The first Nozomi from Shin-Osaka departs at around 6:00 AM and arrives in Tokyo at approximately 8:20 AM. To catch it comfortably, you need to be awake by 4:30 AM at the latest, dressed, fed, and out the door in the dark. You arrive at Shin-Osaka to find the concourse already filling with other early travelers, grab a platform spot, and then spend the next two and a half hours sitting upright in an open carriage while Japan scrolls past outside. It's a great train. But you're tired, you're in a standard seat with strangers on either side, and you walk into Tokyo over an hour after the Sunrise Express has already delivered its passengers to the same station.

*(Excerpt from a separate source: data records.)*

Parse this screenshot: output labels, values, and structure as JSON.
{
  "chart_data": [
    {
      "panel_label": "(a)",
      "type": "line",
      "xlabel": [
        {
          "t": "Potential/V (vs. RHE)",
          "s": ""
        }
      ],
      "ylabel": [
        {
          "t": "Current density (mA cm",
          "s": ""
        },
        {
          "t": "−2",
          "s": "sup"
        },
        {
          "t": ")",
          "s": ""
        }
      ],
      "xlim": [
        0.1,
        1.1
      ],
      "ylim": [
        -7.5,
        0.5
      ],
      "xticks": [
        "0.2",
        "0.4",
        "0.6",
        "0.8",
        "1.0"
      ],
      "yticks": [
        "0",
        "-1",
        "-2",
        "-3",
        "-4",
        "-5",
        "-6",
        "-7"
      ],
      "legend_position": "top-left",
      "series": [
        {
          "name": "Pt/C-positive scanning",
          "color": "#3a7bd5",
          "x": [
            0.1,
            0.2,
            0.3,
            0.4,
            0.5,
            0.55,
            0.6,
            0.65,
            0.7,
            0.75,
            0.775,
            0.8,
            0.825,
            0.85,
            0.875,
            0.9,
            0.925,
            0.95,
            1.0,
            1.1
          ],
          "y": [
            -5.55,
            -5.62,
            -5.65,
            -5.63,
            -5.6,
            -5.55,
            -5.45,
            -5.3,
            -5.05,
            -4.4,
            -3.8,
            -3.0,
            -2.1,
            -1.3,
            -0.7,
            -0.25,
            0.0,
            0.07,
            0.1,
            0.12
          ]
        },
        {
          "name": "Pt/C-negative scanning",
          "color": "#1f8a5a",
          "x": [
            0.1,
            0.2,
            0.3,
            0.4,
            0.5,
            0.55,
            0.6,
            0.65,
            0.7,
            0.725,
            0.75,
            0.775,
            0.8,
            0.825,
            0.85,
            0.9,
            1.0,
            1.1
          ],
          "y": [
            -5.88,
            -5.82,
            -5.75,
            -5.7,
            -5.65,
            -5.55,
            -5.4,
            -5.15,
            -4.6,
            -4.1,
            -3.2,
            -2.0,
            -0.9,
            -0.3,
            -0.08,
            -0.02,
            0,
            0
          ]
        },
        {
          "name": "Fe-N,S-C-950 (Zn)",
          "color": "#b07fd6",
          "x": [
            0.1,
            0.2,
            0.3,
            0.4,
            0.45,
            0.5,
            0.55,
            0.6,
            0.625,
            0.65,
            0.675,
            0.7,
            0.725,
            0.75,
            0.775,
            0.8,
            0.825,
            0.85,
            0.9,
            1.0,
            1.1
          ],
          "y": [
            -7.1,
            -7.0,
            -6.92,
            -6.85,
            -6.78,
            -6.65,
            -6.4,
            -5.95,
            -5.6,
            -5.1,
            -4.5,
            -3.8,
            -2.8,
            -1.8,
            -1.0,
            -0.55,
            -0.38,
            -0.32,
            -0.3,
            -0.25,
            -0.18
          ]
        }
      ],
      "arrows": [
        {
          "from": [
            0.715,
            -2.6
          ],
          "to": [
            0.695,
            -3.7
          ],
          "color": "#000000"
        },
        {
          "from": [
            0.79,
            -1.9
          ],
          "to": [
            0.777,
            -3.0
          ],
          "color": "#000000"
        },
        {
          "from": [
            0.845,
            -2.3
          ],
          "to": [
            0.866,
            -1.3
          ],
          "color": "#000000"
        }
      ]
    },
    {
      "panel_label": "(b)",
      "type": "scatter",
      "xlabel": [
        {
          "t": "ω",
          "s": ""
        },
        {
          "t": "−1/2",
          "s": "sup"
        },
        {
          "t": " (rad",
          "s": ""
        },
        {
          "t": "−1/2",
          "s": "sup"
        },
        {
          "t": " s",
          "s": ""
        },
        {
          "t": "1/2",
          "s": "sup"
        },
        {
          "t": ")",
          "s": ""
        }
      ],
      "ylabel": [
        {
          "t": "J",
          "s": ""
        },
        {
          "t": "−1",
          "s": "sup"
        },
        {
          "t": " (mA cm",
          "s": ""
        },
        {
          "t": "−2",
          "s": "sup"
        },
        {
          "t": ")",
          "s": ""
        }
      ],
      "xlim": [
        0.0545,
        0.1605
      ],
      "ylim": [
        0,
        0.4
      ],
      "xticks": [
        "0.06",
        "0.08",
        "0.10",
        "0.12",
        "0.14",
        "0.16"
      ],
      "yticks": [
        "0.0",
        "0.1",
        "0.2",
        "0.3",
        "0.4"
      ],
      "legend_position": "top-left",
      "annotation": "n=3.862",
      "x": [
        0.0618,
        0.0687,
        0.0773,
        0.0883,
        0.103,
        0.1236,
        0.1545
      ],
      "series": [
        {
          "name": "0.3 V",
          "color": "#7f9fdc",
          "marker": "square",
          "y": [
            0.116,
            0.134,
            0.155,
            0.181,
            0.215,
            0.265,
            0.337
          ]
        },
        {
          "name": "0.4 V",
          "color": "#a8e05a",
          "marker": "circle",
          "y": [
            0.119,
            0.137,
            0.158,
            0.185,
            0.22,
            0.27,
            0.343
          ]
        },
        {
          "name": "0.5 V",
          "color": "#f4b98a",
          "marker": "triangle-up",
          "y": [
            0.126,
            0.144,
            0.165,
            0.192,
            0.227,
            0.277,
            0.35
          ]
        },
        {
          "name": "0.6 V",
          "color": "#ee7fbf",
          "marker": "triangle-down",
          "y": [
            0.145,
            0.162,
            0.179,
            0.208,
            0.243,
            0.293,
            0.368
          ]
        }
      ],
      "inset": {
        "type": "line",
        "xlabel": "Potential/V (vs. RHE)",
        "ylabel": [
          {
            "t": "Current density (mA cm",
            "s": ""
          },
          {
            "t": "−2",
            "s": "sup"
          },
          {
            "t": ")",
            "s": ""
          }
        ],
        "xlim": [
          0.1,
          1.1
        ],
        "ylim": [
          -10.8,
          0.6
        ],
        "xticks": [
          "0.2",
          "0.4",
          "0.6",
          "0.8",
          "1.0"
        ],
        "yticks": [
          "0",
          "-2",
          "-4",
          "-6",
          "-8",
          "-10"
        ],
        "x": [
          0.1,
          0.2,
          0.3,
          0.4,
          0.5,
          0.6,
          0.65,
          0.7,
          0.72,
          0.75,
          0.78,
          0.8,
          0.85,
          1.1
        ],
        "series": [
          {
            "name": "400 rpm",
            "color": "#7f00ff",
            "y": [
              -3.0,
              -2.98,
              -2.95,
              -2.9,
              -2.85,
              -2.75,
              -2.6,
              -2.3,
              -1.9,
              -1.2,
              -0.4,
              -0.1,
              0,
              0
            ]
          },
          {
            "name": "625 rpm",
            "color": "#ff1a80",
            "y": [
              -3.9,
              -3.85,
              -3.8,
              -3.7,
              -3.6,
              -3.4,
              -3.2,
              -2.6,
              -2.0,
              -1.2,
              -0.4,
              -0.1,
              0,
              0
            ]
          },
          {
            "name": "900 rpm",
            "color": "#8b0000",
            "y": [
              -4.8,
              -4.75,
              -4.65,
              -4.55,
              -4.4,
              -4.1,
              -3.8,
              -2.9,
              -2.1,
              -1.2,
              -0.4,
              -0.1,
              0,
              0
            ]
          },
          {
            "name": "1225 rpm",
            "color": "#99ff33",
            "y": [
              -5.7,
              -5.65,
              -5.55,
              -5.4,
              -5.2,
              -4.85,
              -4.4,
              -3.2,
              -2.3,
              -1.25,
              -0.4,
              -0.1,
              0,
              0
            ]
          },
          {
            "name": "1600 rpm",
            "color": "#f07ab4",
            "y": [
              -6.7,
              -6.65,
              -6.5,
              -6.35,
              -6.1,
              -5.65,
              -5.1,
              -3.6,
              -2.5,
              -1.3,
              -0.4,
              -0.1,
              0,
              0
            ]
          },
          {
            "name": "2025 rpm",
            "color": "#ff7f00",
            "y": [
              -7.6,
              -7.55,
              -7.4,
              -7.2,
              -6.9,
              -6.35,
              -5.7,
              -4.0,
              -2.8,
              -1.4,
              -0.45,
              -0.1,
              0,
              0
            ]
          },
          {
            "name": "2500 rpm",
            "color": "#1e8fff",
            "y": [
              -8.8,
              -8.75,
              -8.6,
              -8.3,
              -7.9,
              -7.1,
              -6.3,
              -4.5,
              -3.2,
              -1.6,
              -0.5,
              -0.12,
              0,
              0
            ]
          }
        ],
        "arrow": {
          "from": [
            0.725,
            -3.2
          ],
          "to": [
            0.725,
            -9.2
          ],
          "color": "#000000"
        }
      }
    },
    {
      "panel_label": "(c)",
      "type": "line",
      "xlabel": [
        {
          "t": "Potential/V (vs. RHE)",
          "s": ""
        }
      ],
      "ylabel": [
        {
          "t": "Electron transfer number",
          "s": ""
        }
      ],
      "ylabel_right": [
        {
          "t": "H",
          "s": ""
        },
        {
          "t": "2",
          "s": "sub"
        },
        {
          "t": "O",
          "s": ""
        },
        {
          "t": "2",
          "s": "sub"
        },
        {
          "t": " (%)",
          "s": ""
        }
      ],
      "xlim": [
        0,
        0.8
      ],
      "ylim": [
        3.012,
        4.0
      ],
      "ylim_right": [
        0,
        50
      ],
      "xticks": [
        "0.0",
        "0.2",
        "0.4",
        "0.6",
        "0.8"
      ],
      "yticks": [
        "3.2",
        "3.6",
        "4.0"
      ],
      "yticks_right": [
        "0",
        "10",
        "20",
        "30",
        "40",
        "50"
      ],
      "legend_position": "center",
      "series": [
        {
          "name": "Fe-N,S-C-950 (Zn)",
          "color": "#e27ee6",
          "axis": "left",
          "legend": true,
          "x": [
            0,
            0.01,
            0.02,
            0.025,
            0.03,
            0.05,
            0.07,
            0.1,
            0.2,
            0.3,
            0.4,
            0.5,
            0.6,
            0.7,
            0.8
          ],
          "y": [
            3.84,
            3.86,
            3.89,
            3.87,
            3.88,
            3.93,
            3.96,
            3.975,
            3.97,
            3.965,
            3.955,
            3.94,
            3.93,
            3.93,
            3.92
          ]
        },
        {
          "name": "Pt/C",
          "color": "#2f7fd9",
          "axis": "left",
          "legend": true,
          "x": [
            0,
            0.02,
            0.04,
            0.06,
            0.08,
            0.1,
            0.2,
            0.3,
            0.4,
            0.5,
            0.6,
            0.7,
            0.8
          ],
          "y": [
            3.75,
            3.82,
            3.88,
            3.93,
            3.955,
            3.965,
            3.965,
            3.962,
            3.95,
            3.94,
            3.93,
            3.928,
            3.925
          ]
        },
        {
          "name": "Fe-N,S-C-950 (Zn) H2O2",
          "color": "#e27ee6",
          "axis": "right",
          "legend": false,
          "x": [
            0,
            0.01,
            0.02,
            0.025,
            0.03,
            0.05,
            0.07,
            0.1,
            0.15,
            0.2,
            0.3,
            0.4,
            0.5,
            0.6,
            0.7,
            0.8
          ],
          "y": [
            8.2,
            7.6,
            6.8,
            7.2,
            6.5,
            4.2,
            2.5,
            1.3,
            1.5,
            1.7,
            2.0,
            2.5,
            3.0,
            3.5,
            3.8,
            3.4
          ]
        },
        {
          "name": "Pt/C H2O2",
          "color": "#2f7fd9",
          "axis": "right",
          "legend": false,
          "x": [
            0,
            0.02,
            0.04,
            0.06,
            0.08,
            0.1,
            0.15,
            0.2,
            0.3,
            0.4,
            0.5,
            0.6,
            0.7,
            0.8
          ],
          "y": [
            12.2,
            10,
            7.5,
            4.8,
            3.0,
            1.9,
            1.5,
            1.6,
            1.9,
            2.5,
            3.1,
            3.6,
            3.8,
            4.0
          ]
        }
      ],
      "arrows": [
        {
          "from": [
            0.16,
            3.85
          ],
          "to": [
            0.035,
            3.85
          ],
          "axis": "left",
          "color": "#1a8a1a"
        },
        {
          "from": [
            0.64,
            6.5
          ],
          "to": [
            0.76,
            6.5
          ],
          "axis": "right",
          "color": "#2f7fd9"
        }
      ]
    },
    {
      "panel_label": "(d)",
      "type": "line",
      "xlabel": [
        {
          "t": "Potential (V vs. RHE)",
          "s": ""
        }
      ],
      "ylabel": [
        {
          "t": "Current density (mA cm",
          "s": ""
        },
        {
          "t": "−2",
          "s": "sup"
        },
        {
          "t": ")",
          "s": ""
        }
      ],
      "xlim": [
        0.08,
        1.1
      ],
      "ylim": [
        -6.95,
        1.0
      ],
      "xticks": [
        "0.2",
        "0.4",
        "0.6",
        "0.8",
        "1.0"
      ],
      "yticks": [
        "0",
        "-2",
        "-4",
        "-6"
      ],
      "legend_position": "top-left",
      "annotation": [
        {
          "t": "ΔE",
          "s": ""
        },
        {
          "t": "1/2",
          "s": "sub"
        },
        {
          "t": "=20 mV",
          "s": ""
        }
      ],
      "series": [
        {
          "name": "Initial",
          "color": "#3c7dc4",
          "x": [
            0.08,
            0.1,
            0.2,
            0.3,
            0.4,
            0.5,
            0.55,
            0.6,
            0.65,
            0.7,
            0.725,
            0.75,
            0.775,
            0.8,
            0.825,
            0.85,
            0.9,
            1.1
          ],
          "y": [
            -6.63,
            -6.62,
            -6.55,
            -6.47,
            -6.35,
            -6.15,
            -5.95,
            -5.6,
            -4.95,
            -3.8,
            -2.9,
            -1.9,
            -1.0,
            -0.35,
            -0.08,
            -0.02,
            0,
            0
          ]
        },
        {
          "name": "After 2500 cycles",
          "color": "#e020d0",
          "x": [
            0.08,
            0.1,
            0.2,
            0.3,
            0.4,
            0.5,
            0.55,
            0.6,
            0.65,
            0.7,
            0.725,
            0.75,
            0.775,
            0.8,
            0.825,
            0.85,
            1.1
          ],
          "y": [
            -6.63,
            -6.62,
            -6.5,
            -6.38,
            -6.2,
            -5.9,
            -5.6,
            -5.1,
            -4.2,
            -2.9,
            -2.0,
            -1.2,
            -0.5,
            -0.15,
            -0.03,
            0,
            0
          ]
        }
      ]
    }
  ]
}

On the Sunrise Seto or Sunrise Izumo, you have a private compartment. The single and twin cabins are compact but genuinely comfortable: your own bed, your own door, and nobody reclined into your knees. You board at midnight, you sleep, and you wake up somewhere around Yokohama with the sun coming up. By the time the Nozomi crowd is still staring at their phones in the pre-dawn quiet of Shin-Osaka, you're already an hour away from Tokyo.
Flights are even less competitive than they look on paper. Osaka Itami to Haneda has early departures from around 6:20 AM, with arrivals from 7:40 AM onward. But getting from central Osaka to Itami takes 40 to 50 minutes by monorail, which means leaving your hotel around 5:00 AM. Then check-in, security, boarding. Then landing at Haneda and taking the monorail or Keikyu Line into central Tokyo, another 30 to 40 minutes. A 7:05 AM departure from Itami realistically puts you in central Tokyo around 9:30 AM, over two hours after the Sunrise Express has already put you at Tokyo Station.
And Tokyo Station is the point. Not a peripheral airport, not a shuttle bus connection: the literal center of the city's rail network. You walk off the train and you're already where you need to be.
For a business traveler, this is a saved hotel night, a saved alarm clock, and an arrival that doesn't require you to be half-asleep on the Yamanote Line at 9:45 AM wondering if you forgot your laptop charger.
Not Just for Tourists
The Empire Builder and the California Zephyr have their audiences: people with time on their hands, a love of scenery, and no hard deadline at the other end. That's a legitimate market, and both trains serve it well.
The Sunrise Express, both the Sunrise Seto and the Sunrise Izumo, serves a much broader range of travelers. Yes, the experience is memorable. The Nobi-Nobi seats are comfortable for a night, and the private single and twin compartments are genuinely good value compared to a mid-range Tokyo hotel.
But the train also carries people who simply need to get from western Japan to Tokyo, or from Tokyo to San'in, without wasting a day. Students, business travelers, people connecting to early morning flights out of Haneda: all of them benefit from a train that runs on time, arrives in the city center, and doubles as a night's accommodation.
That's the core difference between overnight trains in Japan and their American counterparts. In America, a long-distance overnight train is a tourism product with some practical passengers along for the ride. In Japan, the Sunrise Express is infrastructure that happens to also be a great experience.